Cortes de Madrid de 1435.

A no existir el cuaderno de las Cortes de Madrid de 1435, faltaría la prueba de su celebración: tan profundo es el silencio de la historia.

Asistieron a dichas Cortes los tres estados del reino. Los procuradores de las ciudades y villas dieron ciertas peticiones generales, a las que respondió el Rey, según costumbre, con acuerdo de los de su Consejo.

Son las peticiones más extensas que de ordinario, y aun difusas, y ofrecen de singular que muchas veces recuerdan los procuradores al Rey las leyes y ordenanzas hechas en las Cortes de Zamora de 1432, como si las tomasen por modelo y formasen particular empeño en su observancia y cumplimiento.

En efecto, reclamaron que fuese observado y cumplido el ordenamiento de Zamora acerca de la residencia continua de los oidores y alcaldes en el lugar en donde debían administrar justicia, y pidieron que la Chancillería estuviese seis meses aquende los puertos, y otros seis allende; que los pleitos, así civiles como criminales, se ventilasen y decidiesen ante las justicias de los pueblos, según los antiguos privilegios, usos y costumbres de las ciudades y villas, y no diese el Rey, a ruego de algunas personas, cartas en contrario; que moderase los derechos que llevaban los alcaldes y escribanos; que se abreviase el despacho de los negocios pendientes sobre restitución a los pueblos de los lugares, términos y jurisdicciones que ciertos prelados y caballeros les habían tomado, y se cumpliese la justicia sin estrépito ni figura de juicio, «remota toda apelación o suplicación», y que prohibiese a los regidores dar favor a las personas poderosas empeñadas en esta clase de litigios con las ciudades y villas, so pena de perder los oficios que tuvieren.

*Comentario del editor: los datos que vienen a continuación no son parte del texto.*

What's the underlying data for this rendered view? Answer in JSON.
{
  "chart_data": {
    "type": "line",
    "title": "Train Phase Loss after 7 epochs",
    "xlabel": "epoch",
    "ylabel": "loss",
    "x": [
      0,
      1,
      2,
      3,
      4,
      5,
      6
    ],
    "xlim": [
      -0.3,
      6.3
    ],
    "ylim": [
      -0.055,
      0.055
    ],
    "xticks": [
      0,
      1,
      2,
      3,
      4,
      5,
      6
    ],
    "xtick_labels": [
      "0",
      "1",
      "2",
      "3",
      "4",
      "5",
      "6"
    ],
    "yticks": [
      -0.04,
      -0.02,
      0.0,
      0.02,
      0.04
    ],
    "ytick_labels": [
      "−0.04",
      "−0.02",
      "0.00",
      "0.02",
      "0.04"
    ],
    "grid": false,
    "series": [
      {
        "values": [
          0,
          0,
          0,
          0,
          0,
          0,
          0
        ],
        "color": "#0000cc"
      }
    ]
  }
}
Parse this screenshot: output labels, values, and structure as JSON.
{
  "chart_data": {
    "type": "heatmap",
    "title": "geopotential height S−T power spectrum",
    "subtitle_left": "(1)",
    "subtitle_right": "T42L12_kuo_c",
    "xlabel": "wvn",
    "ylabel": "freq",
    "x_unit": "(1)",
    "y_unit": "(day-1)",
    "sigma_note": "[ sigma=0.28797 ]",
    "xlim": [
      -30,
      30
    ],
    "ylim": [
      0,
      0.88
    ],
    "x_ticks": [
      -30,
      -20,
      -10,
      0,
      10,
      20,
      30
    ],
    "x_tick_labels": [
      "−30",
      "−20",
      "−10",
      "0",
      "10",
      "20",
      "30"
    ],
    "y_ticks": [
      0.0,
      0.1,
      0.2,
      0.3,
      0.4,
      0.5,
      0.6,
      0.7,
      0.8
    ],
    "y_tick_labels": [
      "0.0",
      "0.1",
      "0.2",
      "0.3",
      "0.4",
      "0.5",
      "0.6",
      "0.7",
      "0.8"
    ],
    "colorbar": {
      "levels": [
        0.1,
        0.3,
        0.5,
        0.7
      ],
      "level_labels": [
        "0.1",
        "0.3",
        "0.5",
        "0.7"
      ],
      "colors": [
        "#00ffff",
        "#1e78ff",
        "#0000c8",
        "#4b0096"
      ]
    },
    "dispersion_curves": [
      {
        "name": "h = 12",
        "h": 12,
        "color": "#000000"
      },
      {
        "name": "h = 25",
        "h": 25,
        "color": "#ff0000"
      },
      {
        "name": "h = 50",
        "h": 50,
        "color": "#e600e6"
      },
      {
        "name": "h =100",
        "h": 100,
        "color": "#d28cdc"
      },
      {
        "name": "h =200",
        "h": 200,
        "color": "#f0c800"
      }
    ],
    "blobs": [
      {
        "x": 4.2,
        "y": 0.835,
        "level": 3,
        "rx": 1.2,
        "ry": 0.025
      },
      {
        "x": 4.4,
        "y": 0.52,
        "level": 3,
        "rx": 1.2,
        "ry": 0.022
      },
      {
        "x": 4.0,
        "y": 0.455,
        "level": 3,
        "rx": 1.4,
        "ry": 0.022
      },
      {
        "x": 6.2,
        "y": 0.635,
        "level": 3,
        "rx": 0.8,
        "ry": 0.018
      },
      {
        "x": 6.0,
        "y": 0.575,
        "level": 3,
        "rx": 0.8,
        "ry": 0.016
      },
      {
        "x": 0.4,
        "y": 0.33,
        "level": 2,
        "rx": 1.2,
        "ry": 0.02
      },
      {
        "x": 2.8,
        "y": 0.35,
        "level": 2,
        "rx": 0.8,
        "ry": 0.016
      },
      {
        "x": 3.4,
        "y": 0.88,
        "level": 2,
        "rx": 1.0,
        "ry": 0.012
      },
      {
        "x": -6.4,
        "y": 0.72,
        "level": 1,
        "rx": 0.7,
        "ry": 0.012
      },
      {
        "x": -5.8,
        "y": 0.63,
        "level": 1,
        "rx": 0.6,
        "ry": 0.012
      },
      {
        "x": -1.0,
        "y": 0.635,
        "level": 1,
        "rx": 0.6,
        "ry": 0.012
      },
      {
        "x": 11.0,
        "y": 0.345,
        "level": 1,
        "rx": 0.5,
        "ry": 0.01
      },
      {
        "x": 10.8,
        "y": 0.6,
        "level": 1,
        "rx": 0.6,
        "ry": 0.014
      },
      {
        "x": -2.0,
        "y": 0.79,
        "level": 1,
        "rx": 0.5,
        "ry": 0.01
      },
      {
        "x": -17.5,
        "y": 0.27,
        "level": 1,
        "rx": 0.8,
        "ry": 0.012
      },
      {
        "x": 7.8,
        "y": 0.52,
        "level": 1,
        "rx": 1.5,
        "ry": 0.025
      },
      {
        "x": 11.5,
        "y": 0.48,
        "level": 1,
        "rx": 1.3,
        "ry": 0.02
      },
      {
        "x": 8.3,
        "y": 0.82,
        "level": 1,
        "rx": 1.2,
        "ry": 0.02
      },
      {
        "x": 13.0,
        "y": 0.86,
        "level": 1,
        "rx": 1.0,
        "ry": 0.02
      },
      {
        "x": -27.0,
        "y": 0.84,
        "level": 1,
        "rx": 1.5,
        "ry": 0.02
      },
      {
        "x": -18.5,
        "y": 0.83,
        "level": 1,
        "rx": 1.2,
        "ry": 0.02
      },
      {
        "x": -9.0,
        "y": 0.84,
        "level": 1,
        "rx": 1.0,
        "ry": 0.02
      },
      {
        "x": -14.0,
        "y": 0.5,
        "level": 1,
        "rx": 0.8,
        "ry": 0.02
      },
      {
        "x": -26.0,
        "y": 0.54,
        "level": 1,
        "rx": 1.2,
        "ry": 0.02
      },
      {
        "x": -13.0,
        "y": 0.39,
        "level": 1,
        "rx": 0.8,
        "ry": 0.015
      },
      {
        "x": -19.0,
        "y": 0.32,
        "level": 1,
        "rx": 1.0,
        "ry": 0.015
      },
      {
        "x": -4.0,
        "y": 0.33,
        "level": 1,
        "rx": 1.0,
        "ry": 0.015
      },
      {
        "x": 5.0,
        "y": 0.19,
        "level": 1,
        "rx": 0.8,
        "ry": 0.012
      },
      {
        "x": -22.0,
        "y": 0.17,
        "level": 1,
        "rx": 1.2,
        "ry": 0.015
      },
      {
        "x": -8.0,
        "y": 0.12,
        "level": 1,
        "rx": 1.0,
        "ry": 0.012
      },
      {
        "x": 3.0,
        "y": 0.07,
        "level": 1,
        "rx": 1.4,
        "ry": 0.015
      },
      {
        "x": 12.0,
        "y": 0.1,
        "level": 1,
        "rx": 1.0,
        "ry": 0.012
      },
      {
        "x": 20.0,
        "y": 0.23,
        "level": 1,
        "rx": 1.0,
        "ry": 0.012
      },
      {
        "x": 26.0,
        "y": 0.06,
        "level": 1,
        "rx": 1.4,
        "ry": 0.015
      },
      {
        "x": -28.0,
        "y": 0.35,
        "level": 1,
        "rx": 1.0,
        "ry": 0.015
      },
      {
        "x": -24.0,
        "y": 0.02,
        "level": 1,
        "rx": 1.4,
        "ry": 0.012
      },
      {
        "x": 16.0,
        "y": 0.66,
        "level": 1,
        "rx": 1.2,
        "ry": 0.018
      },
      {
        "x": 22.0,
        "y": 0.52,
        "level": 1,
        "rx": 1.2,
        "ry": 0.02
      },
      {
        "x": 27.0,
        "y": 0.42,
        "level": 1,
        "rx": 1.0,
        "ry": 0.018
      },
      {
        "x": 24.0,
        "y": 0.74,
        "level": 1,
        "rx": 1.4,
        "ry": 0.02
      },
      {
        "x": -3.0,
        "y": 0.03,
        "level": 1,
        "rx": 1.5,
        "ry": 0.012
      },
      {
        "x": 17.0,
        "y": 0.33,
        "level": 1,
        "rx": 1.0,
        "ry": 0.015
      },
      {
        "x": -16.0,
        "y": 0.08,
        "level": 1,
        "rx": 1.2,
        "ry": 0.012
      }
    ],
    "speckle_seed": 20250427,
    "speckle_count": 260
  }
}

Había regidores que pospuesto el bien público y no acatando el juramento prestado al tomar posesión de sus cargos, cedían por miedo o se dejaban corromper con dádivas, o como letrados defendían la causa de los señores contra las ciudades y villas de las cuales percibían salario; cosa fea y aborrecible, pues todos debían ser de un solo ánimo en proseguir la justicia, mantener los privilegios y conservar los propios y rentas de la comunidad.

Instaron los procuradores para que no fuesen exentos de la jurisdicción real los rufianes y malhechores que vistiendo de legos, se acogían a la protección de los jueces eclesiásticos a título de corona, y suplicaron al Rey que impetrase bula del Papa, declarando que no debían gozar del privilegio del fuero sino «los dados e dispuestos en oficio a servicio de la Eglesia»; a cuya petición respondió que sobre esto había enviado embajador a la corte de Roma con las convenientes instrucciones.